Data Science AND Data Engineering
The current century is the century of data. Since the onset of internet-based technologies, there has been massive consumption and generation of data. This opportunity of storage, transfer, and retrieval of data has helped in the creation of several tools, technologies as well as newer disciplines for its study. Two such disciplines that we are going to discuss today is the difference between Data Science and Data Engineering.
- Data Science:
Data science is the study of where information comes from, what it represents and how it can be turned into a valuable resource in the creation of business and IT strategies. Mining large amounts of structured and unstructured data to identify patterns can help an organization rein in costs, increase efficiencies, recognize new market opportunities and increase the organization's competitive advantage.
The term data science was used since 1960’s as a substitute for computer science. Although, in 2001 the word Data Science was presented as an independent discipline.
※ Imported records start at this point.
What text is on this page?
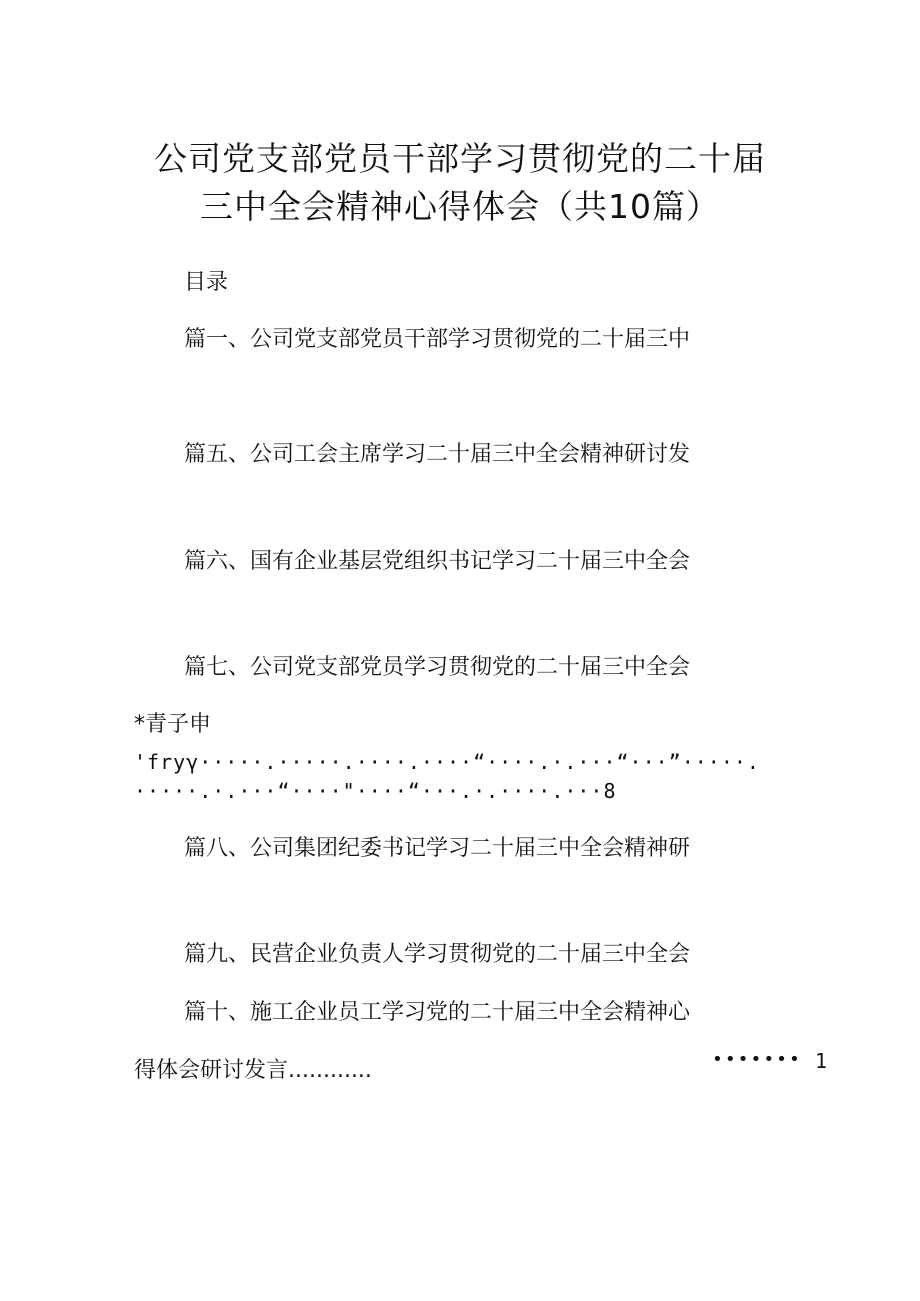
公司党支部党员干部学习贯彻党的二十届
三中全会精神心得体会（共10篇）
目录
篇一、公司党支部党员干部学习贯彻党的二十届三中
篇五、公司工会主席学习二十届三中全会精神研讨发
篇六、国有企业基层党组织书记学习二十届三中全会
篇七、公司党支部党员学习贯彻党的二十届三中全会
*青子申
'fryγ·····.·····.····.····“····.·.···“···”·····.
·····.·.···“····"····“···.·.····.···8
篇八、公司集团纪委书记学习二十届三中全会精神研
篇九、民营企业负责人学习贯彻党的二十届三中全会
篇十、施工企业员工学习党的二十届三中全会精神心
得体会研讨发言............	••••••• 1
Since then, researchers and scientists have tried to explain the meaning based on their own understanding and work.
According to Wikipedia, "Data Science is an interdisciplinary subject that exploits the methods and tools from statistics, application domain, and computer science to process data, structured or unstructured, in order to gain meaningful insights and knowledge".
reference: https://www.quora.com/What-is-data-science
- Responsibilities of Data Scientist:
A data scientist’s chief responsibility is data analysis, a process that begins with data collection and ends with business decisions made on the basis of the data scientist’s final data analytics results.The data that data scientists analyze, often called big data, draws from a number of sources. There are two types of data that fall under the umbrella of big data: structured data and unstructured data. Structured data is organized, typically by categories that make it easy for a computer to sort, read and organize automatically.
Unstructured data, the fastest growing form of big data, is more likely to come from human input — customer reviews, emails, videos, social media posts, etc. This data is typically more difficult to sort through and less efficient to manage with technology. Because it isn’t streamlined, unstructured data can require a big investment to manage. Businesses typically rely on keywords to make sense of unstructured data as a way to pull out relevant data using searchable terms.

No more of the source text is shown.